I've been thinking about this question for a bit and something kept gnawing at me with the other answers, and I finally figured it out. They're all great answers, PROVIDED everyone's on the same page about both the goals and the process. And I think that's where the conflict comes from.
First - Discussions are good and necessary. But most of the answers presume that all of the discussions are a) either work-related, b) focused on employee relations, or c) the employees know when to quit and go back to work. In my experience this rarely happens. So I can see the sponsor/Manager getting frustrated.
Second, as a Sponsor, if I saw everyone spending what appears to be considerable time talking, about what may not be project related I would have two initial concerns - a) am I paying for the time by the hour, and b) even if I'm not, it appears that the time estimate was inflated to include time to talking and socializing. So I would wonder in the first case, "am I paying them to stand around and talk about personal issues? and in the second case, "could my project actually be completed sooner than they told me if they were working rather than talking?"
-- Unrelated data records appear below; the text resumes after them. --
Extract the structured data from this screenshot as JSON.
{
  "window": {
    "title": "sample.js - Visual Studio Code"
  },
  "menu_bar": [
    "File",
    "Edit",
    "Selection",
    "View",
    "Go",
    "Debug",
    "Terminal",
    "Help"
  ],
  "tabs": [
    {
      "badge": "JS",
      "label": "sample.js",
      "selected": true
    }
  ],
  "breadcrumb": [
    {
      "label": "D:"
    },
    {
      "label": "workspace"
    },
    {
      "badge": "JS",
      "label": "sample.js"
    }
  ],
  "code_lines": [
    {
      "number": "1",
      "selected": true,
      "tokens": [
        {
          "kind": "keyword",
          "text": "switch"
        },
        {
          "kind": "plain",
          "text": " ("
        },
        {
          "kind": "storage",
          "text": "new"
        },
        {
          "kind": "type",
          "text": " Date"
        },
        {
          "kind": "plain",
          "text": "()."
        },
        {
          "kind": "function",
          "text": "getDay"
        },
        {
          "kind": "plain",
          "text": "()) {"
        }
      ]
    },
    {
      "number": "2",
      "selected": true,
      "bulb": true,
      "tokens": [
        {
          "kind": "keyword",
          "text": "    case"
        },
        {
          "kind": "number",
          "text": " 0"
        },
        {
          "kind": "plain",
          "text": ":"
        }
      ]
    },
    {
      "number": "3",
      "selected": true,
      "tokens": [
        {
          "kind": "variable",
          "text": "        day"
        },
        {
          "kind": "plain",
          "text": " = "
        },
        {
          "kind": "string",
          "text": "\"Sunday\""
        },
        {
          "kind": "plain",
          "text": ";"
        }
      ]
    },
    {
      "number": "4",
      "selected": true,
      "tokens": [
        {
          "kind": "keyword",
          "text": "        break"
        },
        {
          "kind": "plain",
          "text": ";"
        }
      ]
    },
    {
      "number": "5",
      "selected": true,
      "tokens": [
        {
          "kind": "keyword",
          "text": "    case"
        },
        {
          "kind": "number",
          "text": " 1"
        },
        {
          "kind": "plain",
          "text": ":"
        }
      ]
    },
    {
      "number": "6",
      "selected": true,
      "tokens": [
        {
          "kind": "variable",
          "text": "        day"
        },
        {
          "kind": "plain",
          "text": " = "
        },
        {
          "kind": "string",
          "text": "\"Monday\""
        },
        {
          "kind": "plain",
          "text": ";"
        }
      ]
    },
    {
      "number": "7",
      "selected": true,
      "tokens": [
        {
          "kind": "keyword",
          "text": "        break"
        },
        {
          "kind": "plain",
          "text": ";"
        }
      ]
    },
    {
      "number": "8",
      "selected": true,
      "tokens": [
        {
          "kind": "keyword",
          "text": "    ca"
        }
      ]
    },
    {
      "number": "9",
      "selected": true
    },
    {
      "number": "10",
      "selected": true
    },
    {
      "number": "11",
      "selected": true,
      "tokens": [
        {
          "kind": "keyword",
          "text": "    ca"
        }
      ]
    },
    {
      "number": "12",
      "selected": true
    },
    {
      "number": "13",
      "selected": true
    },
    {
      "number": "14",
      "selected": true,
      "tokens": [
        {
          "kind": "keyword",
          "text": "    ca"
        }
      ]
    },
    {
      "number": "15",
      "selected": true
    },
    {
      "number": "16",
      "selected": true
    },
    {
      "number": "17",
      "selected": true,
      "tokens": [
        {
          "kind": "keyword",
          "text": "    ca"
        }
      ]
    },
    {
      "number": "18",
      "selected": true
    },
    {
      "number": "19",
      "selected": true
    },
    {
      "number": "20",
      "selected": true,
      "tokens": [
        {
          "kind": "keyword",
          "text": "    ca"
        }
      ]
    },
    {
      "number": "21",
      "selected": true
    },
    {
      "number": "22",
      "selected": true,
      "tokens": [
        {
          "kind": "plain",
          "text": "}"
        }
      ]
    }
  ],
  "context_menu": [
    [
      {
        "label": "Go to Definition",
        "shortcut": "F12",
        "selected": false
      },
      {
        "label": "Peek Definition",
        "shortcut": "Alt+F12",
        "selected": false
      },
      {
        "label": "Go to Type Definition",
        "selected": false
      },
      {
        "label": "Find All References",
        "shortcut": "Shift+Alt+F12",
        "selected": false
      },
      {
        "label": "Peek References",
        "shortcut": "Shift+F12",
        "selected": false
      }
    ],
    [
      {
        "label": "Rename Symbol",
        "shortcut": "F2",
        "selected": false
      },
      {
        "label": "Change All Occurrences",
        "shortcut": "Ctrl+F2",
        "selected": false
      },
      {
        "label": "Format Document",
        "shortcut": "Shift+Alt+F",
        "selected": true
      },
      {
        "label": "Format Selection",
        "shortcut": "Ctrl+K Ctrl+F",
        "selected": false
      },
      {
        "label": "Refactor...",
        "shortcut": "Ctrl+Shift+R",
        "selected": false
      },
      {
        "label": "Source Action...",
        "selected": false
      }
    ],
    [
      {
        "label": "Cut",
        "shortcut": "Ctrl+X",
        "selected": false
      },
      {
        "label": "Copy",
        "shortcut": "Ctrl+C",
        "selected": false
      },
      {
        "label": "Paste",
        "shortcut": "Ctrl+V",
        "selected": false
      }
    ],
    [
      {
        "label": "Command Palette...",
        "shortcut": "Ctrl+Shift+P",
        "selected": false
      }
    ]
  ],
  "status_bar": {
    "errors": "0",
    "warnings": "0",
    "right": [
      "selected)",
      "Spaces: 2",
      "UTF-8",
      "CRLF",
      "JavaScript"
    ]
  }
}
Third - Zsolt made a good point about knowledge sharing. And this point goes to the individual project - but is that part of the project, and is it a necessary part of the process? In other words, for some projects research and collaboration are necessary, for others it's not. so is your project one that requires it, or are the employees doing because they 'want to'?
And here's where the point about alignment comes in - does your sponsor know what goes into making this project work? Do they understand that there may be times when it looks like things aren't being done, but that those time might actually be the most important discussions? Conversely, does the team understand what the particular requirements are on this project? Schedule, scope, etc? Maybe this just isn't the project for a lot of talking and they need to hold for the next one.